I met a traveler from an antique land
Who said: Two vast and trunkless legs of stone
Stand in the desert. Near them on the sand,
Half sunk, a shatter'd visage lies, whose frown
And wrinkled lip and sneer of cold command
Tell that its sculptor well those passions read
Which yet survive, stamp'd on these lifeless things,
The hand that mock'd them and the heart that fed.
And on the pedestal these words appear:
"My name is Ozymandias, king of kings:
Look on my works, ye Mighty, and despair!"
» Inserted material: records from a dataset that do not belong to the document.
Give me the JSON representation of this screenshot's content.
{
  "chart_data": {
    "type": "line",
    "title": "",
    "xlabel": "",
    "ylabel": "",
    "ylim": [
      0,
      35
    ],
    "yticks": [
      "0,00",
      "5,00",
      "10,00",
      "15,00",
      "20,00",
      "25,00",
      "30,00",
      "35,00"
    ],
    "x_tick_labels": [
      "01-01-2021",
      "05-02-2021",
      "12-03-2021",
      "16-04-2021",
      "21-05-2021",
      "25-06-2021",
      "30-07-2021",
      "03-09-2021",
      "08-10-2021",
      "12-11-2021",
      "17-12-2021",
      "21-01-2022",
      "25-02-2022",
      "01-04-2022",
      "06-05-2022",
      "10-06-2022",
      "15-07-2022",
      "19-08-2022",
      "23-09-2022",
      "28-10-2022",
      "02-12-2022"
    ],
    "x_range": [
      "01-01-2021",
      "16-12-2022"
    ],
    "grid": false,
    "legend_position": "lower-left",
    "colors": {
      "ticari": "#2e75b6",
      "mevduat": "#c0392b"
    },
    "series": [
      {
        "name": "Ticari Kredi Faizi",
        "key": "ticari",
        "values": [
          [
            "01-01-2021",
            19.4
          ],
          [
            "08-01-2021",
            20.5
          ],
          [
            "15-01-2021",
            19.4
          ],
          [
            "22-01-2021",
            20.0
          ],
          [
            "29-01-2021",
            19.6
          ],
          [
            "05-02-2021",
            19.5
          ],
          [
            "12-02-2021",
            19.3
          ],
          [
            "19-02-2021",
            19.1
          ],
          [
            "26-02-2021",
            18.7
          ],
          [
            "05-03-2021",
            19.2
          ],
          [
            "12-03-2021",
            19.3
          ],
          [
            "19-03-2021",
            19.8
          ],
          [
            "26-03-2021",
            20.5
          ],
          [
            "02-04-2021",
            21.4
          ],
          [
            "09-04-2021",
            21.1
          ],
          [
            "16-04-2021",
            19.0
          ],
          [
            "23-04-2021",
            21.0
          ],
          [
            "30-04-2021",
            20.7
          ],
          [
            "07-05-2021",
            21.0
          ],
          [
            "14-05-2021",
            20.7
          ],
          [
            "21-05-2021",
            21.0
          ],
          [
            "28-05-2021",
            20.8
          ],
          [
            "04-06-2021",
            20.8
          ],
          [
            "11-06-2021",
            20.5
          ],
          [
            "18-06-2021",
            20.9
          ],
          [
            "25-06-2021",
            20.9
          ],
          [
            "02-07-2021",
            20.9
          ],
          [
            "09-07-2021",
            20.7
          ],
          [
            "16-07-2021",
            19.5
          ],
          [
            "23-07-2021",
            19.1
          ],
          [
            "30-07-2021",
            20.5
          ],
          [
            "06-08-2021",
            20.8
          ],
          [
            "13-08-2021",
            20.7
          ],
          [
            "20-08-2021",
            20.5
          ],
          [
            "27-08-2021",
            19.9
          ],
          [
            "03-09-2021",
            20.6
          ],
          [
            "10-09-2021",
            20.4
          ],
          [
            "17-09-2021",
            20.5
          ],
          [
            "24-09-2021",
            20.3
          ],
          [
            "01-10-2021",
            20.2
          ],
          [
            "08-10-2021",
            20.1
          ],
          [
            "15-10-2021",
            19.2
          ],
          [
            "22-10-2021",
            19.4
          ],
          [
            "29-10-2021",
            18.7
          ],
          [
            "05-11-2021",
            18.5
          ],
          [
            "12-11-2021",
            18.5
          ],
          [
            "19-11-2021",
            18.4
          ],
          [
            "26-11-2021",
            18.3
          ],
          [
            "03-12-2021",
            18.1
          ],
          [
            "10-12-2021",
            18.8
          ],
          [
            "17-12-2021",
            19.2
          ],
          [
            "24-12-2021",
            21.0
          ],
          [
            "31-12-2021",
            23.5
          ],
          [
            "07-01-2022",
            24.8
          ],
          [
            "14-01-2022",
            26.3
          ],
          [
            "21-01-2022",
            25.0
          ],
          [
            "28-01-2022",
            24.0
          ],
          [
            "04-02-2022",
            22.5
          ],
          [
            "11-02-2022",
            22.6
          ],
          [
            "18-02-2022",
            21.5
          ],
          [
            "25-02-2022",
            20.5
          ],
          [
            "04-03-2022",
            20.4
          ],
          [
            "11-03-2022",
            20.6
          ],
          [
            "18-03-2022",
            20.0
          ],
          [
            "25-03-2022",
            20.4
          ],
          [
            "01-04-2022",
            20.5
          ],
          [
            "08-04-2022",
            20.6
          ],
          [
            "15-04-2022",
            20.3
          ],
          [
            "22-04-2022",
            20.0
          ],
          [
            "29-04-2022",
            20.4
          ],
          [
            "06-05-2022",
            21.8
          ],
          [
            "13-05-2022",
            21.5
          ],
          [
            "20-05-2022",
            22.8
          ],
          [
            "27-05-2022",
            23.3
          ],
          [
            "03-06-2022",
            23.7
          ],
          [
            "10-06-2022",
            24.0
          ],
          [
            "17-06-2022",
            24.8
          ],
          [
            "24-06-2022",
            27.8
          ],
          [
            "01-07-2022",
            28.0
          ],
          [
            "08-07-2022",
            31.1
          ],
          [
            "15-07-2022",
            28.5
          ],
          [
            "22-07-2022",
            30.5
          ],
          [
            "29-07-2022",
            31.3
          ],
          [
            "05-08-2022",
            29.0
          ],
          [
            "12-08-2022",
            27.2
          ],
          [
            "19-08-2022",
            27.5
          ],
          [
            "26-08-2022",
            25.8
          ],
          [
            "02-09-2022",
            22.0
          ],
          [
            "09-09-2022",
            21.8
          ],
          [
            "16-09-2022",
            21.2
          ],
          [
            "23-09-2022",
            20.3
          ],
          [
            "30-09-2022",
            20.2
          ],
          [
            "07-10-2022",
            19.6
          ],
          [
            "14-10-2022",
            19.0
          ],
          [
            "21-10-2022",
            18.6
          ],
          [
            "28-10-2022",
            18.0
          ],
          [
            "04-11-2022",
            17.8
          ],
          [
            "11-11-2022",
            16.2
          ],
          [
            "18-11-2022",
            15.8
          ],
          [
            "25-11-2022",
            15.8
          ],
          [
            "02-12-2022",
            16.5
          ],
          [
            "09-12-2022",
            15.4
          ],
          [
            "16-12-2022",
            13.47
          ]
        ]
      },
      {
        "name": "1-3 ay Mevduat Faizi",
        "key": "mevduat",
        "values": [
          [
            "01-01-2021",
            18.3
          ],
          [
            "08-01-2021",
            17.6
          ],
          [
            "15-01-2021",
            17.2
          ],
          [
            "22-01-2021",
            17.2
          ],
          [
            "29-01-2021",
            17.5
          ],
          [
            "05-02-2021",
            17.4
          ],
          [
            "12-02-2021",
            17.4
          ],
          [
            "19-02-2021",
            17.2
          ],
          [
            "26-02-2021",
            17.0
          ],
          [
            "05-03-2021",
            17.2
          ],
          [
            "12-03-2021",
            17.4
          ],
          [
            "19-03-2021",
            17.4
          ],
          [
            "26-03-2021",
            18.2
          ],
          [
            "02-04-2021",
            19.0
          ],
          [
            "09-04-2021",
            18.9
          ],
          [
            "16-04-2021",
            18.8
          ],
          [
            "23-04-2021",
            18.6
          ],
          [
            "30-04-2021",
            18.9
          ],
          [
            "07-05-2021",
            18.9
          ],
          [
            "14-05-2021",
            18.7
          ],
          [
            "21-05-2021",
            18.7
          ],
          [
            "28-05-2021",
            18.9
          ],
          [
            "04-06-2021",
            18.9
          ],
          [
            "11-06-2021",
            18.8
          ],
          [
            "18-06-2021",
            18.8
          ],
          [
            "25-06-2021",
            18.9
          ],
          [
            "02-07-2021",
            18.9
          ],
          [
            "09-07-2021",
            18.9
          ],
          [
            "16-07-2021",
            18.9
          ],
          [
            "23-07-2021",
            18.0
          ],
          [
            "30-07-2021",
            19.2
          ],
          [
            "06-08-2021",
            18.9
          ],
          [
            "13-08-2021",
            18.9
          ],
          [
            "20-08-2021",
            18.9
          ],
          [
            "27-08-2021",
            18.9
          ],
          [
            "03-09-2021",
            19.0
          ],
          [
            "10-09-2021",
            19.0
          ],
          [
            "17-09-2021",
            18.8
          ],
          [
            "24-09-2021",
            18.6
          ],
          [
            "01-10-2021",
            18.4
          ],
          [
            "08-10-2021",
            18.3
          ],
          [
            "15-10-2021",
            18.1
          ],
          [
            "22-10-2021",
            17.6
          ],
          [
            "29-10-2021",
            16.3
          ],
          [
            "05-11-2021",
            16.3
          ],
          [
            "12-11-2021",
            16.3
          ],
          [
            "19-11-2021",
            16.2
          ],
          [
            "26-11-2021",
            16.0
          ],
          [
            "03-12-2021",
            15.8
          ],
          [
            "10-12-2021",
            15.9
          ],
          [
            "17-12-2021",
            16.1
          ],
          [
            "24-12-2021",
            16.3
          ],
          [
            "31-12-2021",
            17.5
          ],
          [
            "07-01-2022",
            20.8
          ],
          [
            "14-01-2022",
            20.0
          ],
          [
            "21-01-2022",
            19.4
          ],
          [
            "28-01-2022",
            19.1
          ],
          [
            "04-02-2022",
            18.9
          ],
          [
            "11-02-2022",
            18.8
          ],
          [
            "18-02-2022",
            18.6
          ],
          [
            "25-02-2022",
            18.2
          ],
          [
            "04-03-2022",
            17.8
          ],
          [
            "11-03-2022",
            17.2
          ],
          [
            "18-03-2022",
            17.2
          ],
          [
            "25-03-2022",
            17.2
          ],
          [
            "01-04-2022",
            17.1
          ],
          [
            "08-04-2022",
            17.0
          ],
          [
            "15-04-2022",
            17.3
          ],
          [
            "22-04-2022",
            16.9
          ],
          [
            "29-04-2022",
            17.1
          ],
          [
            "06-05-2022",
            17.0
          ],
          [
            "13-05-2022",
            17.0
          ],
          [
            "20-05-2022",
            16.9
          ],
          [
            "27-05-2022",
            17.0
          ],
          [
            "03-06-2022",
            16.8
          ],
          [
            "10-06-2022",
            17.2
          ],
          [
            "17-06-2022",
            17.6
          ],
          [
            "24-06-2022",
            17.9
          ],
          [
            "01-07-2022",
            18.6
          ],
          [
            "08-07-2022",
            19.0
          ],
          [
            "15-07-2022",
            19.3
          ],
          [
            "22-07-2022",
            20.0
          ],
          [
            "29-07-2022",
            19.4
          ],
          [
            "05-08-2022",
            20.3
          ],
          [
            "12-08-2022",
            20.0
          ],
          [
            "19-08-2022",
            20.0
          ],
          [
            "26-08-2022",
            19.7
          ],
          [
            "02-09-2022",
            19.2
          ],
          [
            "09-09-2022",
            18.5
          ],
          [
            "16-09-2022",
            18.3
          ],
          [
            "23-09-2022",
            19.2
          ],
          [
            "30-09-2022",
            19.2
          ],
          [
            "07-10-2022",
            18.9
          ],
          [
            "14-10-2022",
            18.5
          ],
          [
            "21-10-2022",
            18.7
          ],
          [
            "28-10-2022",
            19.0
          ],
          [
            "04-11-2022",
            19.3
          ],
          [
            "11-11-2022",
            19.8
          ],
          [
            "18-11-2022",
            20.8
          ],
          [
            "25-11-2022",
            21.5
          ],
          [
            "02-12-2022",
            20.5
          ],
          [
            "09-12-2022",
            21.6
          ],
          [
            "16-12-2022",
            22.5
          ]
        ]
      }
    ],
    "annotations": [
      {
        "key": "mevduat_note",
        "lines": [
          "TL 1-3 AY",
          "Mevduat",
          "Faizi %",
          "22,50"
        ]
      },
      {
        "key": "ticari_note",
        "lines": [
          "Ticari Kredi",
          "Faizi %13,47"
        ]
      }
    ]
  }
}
Nothing beside remains: round the decay
Of that colossal wreck, boundless and bare,
The lone and level sands stretch far away

While my faith takes me to a belief in the afterlife, it doesn't mean that our life here on earth is much more than a ripple from a pebble tossed into a boundless ocean, a twig swirling into oblivion. That said, our response cannot be cloud-dwelling morbidity as life is to be lived, and it is our awareness of death that gives life poignancy and urgency. We are always hearing time's winged chariot hurrying near, and it is this knowledge that brings us closer to what and whom we cherish. For me, this means spending less time with tele-marketers and tele-politicians and more time with my family and friends, and less time worrying
about stuff I can't do anything about and more time enjoying the stuff that makes up my life.